New_Spray_7886@reddit
“But it wastes everyone’s fucking time. It pollutes leaderboards ppl actually look at.“
I downloaded a couple quants of the 3.5 version of this. It was one of the worst varieties of qwen-3.5 I tried, completely unusable and looped endlessly. I usually put the models I’ll seldom use in longterm storage on my nas considering the bandwidth they take to download - this one I just deleted since it was a complete waste
MmmmMorphine@reddit
How dare you insult my magic rectum rock!
But yes, this seems like a lot of bullshit. My hopes came to a screeching halt at the "train it in a hour!" part.
Unfortunately. Seems like an interesting potential strategy but evolutionary algorithms are usually pretty damn slow and inefficient, if they're relevant at all. Usually they aren't, with far more "intelligent" statistical approaches available.
Now if I had a server farm and could run this sort of thing on RYS style duplicate layers, per-tensor quantization, and the new kid on the block, selectable attention-mechanisms per layer (see superapriel)... I'd still use a different mechanism
denoflore_ai_guy@reddit
merges ARE that fast. Because no training is happening lol. The card pretending that’s a breakthrough instead of a Tuesday python script is the whole tell.

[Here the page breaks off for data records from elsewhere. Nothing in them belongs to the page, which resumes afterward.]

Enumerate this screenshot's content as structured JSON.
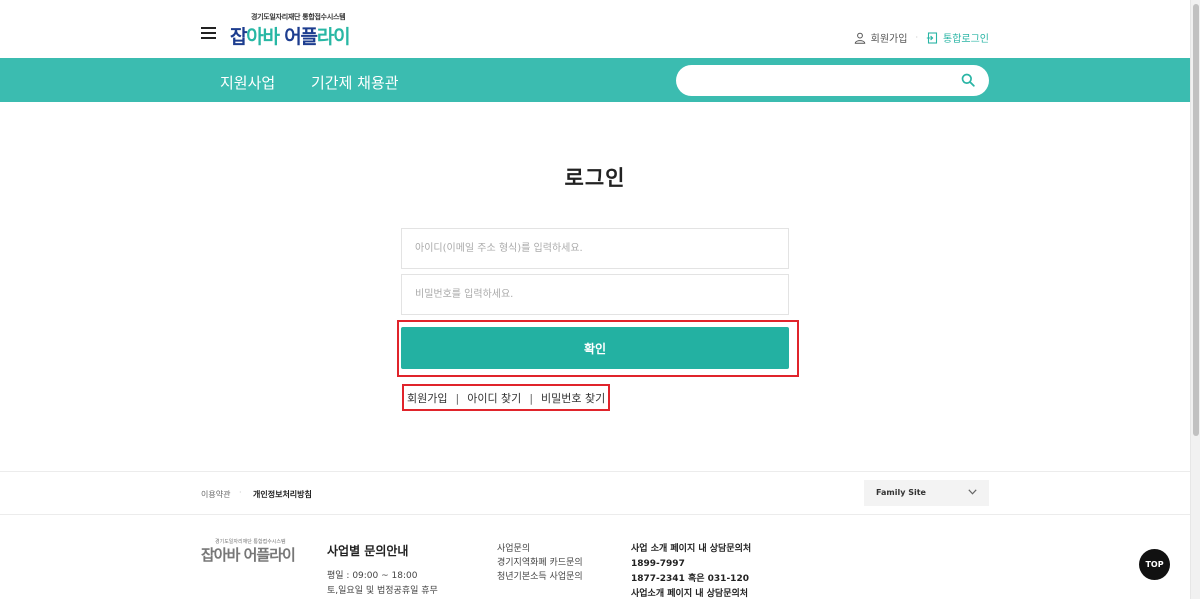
{
  "header": {
    "logo_sub": "경기도일자리재단 통합접수시스템",
    "logo_parts": [
      "잡",
      "아바 ",
      "어플",
      "라이"
    ],
    "signup_label": "회원가입",
    "login_label": "통합로그인"
  },
  "nav": {
    "items": [
      "지원사업",
      "기간제 채용관"
    ],
    "search_placeholder": ""
  },
  "login": {
    "title": "로그인",
    "id_placeholder": "아이디(이메일 주소 형식)를 입력하세요.",
    "pw_placeholder": "비밀번호를 입력하세요.",
    "confirm_label": "확인",
    "links": [
      "회원가입",
      "아이디 찾기",
      "비밀번호 찾기"
    ],
    "separator": "|"
  },
  "footer": {
    "terms_label": "이용약관",
    "privacy_label": "개인정보처리방침",
    "family_site_label": "Family Site",
    "logo_sub": "경기도일자리재단 통합접수시스템",
    "logo_main": "잡아바 어플라이",
    "inquiry_title": "사업별 문의안내",
    "hours": [
      "평일 : 09:00 ~ 18:00",
      "토,일요일 및 법정공휴일 휴무"
    ],
    "col1": [
      "사업문의",
      "경기지역화폐 카드문의",
      "청년기본소득 사업문의"
    ],
    "col2": [
      "사업 소개 페이지 내 상담문의처",
      "1899-7997",
      "1877-2341 혹은 031-120",
      "사업소개 페이지 내 상담문의처"
    ]
  },
  "top_button_label": "TOP",
  "colors": {
    "brand_teal": "#3bbcb0",
    "button_teal": "#23b1a2",
    "logo_navy": "#1d3d8f",
    "highlight_red": "#e0242b"
  }
}
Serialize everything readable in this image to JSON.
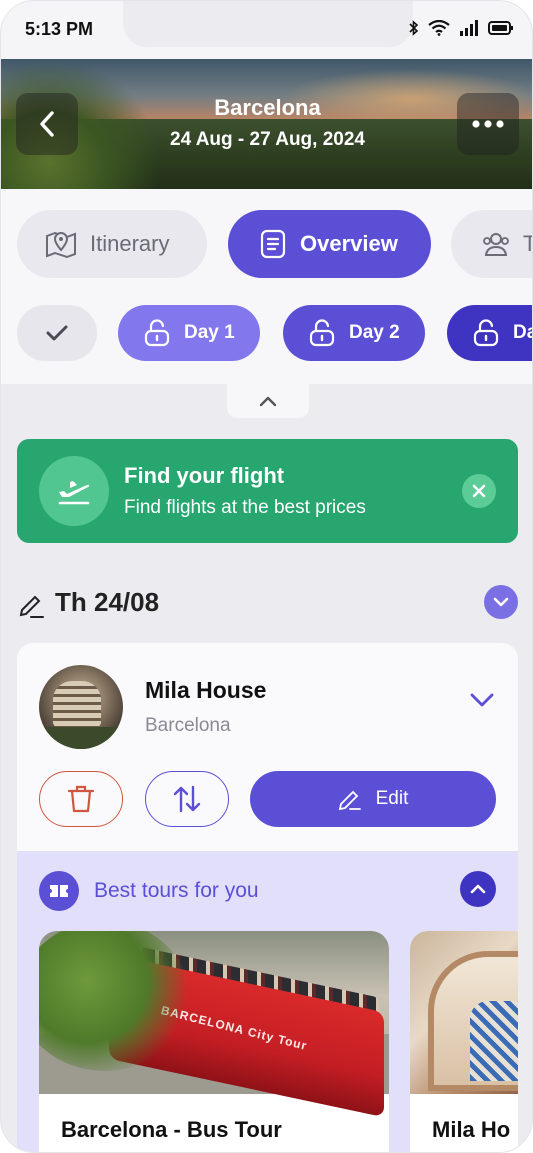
{
  "status": {
    "time": "5:13 PM"
  },
  "trip": {
    "title": "Barcelona",
    "dates": "24 Aug -  27 Aug, 2024"
  },
  "tabs": [
    {
      "label": "Itinerary",
      "icon": "map-pin-icon",
      "active": false
    },
    {
      "label": "Overview",
      "icon": "document-icon",
      "active": true
    },
    {
      "label": "T",
      "icon": "people-icon",
      "active": false
    }
  ],
  "days": [
    {
      "label": "Day 1",
      "color": "#8277ec"
    },
    {
      "label": "Day 2",
      "color": "#5b4fd6"
    },
    {
      "label": "Da",
      "color": "#3f34c1"
    }
  ],
  "flight_banner": {
    "title": "Find your flight",
    "subtitle": "Find flights at the best prices",
    "color": "#27a66f"
  },
  "day_header": {
    "label": "Th 24/08"
  },
  "place": {
    "name": "Mila House",
    "city": "Barcelona"
  },
  "actions": {
    "edit_label": "Edit"
  },
  "tours": {
    "title": "Best tours for you",
    "items": [
      {
        "name": "Barcelona - Bus Tour",
        "image_text": "BARCELONA City Tour"
      },
      {
        "name": "Mila Ho"
      }
    ]
  },
  "colors": {
    "accent": "#5b4fd6",
    "success": "#27a66f",
    "danger": "#d0563f"
  }
}
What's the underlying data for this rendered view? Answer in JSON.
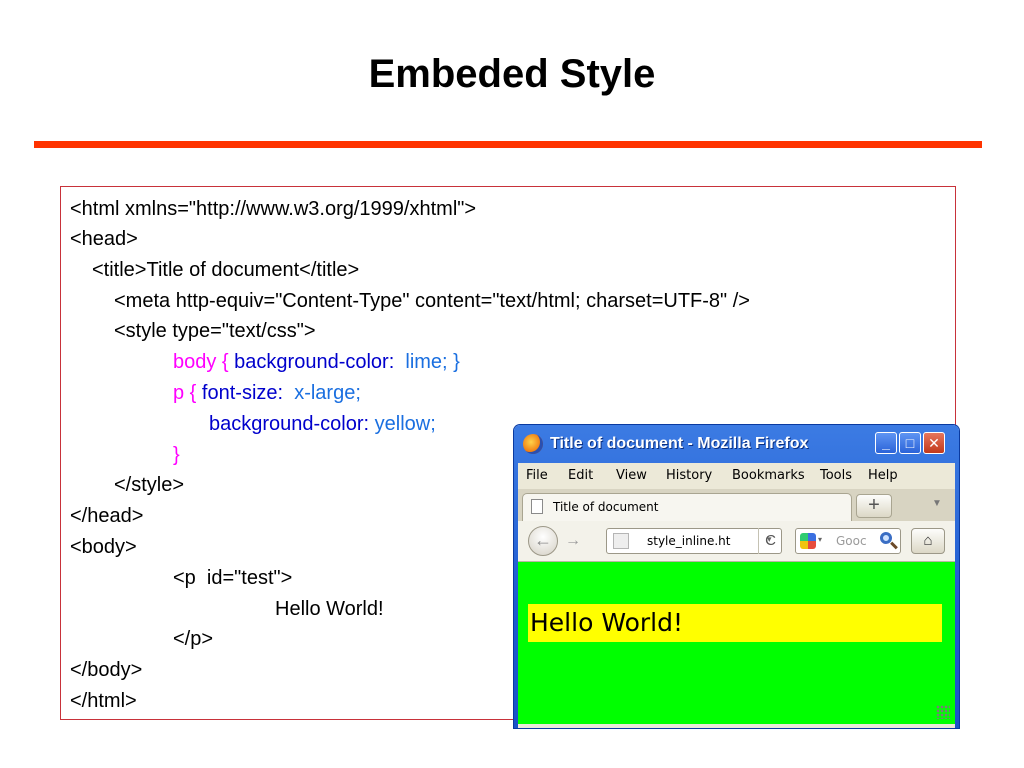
{
  "slide": {
    "title": "Embeded Style"
  },
  "code": {
    "line1": "<html xmlns=\"http://www.w3.org/1999/xhtml\">",
    "line2": "<head>",
    "line3": "<title>Title of document</title>",
    "line4": "<meta http-equiv=\"Content-Type\" content=\"text/html; charset=UTF-8\" />",
    "line5": "<style type=\"text/css\">",
    "line6": {
      "selector": "body { ",
      "property": "background-color:",
      "value": "  lime; }"
    },
    "line7": {
      "selector": "p { ",
      "property": "font-size:",
      "value": "  x-large;"
    },
    "line8": {
      "property": "background-color:",
      "value": " yellow;"
    },
    "line9": "}",
    "line10": "</style>",
    "line11": "</head>",
    "line12": "<body>",
    "line13": "<p  id=\"test\">",
    "line14": "Hello World!",
    "line15": "</p>",
    "line16": "</body>",
    "line17": "</html>"
  },
  "browser": {
    "window_title": "Title of document - Mozilla Firefox",
    "controls": {
      "minimize": "_",
      "maximize": "□",
      "close": "✕"
    },
    "menu": [
      "File",
      "Edit",
      "View",
      "History",
      "Bookmarks",
      "Tools",
      "Help"
    ],
    "tab_title": "Title of document",
    "new_tab": "+",
    "back": "←",
    "forward": "→",
    "address": "style_inline.ht",
    "address_dropdown": "▾",
    "reload": "C",
    "search_placeholder": "Gooc",
    "search_engine_dropdown": "▾",
    "home": "⌂",
    "page_content": "Hello World!"
  },
  "colors": {
    "rule": "#ff3300",
    "code_border": "#c8323a",
    "css_selector": "#ff00ff",
    "css_property": "#0000cc",
    "css_value": "#1a6fe0",
    "page_background": "#00ff00",
    "paragraph_background": "#ffff00"
  },
  "icons": {
    "firefox_logo": "firefox-logo-icon",
    "tab_page": "page-icon",
    "search_engine": "google-icon",
    "search": "magnifier-icon",
    "home": "home-icon",
    "resize": "resize-grip-icon"
  }
}
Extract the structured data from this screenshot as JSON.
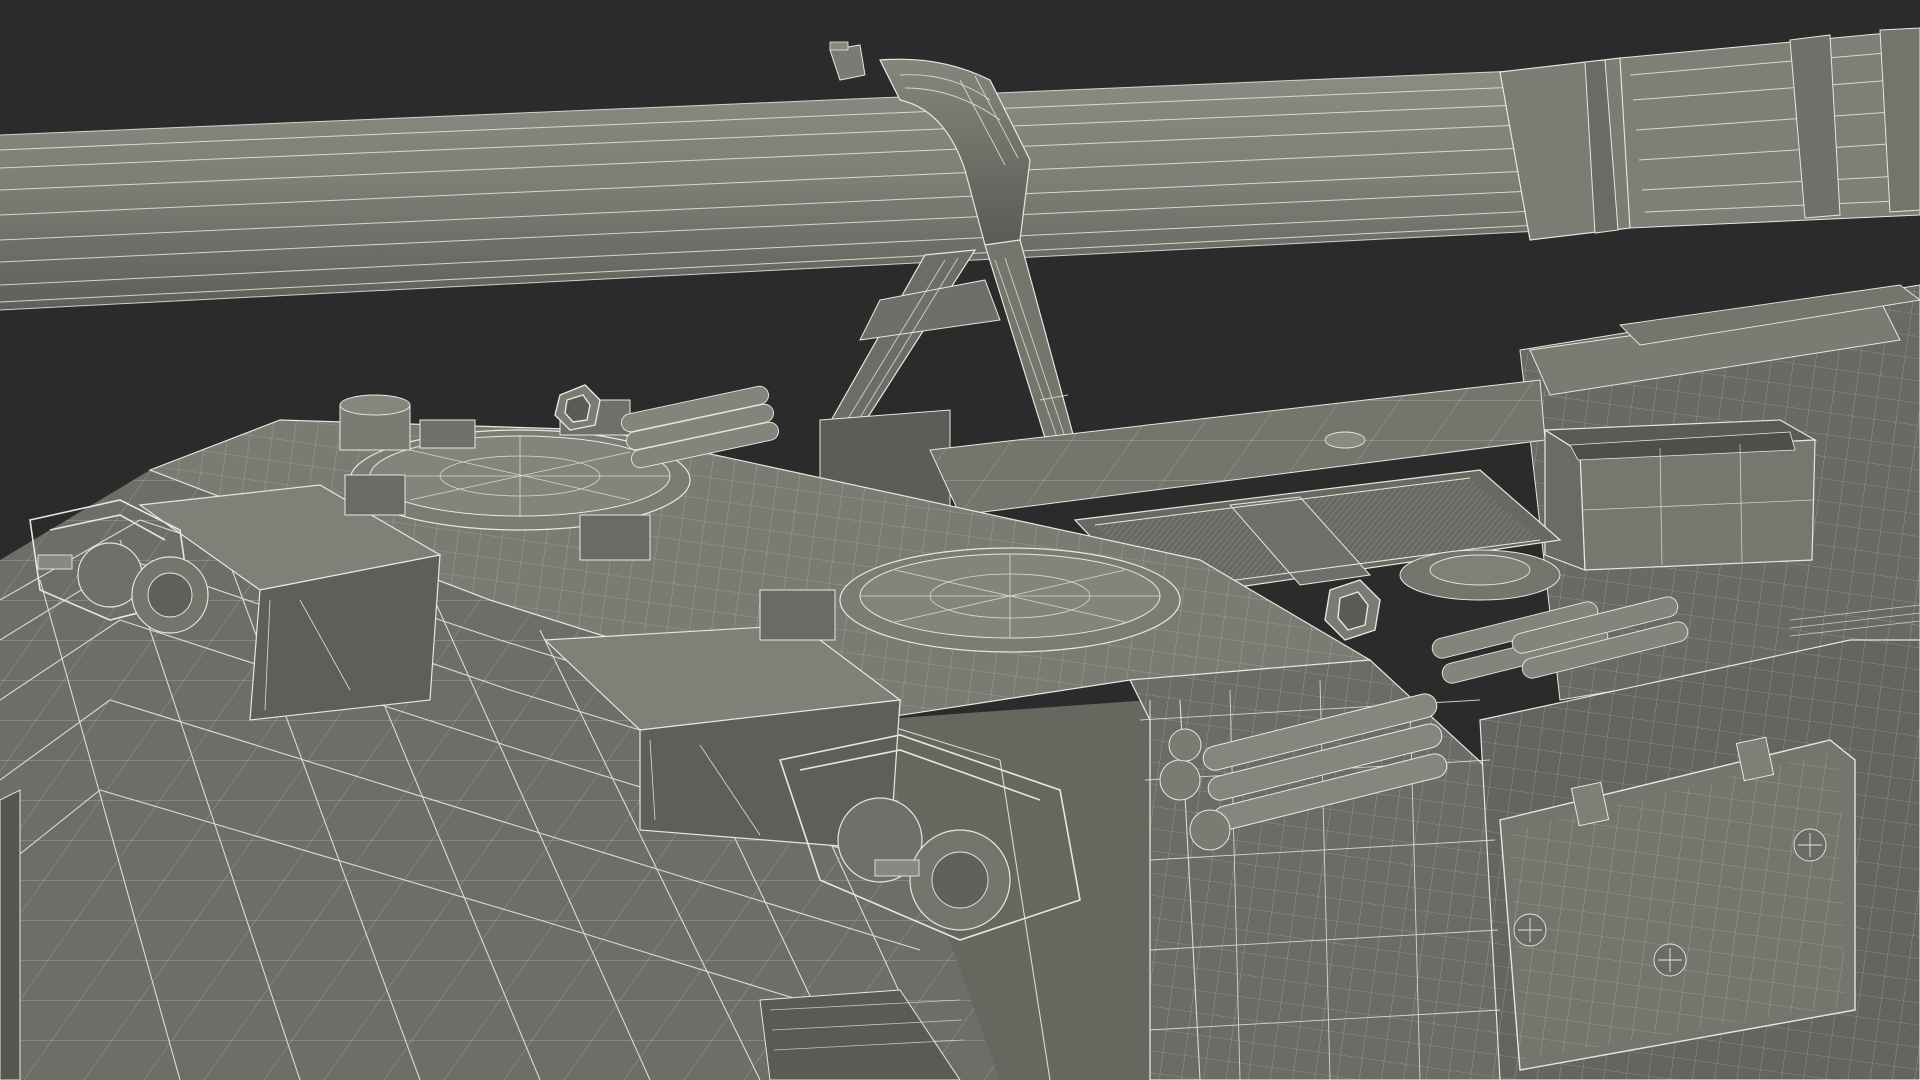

And yeah evolutionary on weights is dumb. Search space too big, no real fitness signal, they just ran SLERP four times and picked the highest GPQA. That’s not evolution that’s A/B testing with extra steps.
RYS + per-tensor quant + Superapriel-style selectable attention is the actually interesting stack. If anyone was gonna do evolutionary on top of that the only version I’d respect is fitness-on-routing not fitness-on-weights. Evolve which attention fires per layer.
Weights you train, routing you can maybe search.
This ain’t that tho. This is mergekit in a poncho.
Monkey_1505@reddit
There is no opus chain of thought to distill in the first place.
FullOf_Bad_Ideas@reddit
Stochastic retry evaluation does not seem valid, especially if other models do not get the same chance (and nothing indicates they do). Sharding questions by GPUs also seem weird, I don't know what that means. Do non-Darwin-Opus models also get the same treatment or is the evaluation on them more fair? This seems like a way to boost scores but it makes comparison just not fair.
Cool-Chemical-5629@reddit
Took me a while to realize it said "Mother: hesamation..." and not "Mother: insemination", I guess I need to find my glasses. 😂
CalligrapherFar7833@reddit
Too much nsfw models makes you say that :D
Kodix@reddit
Love experiments like this. Can't wait to check it out, hopefully it performs well, but either way - thoroughly interesting. Thank you for sharing!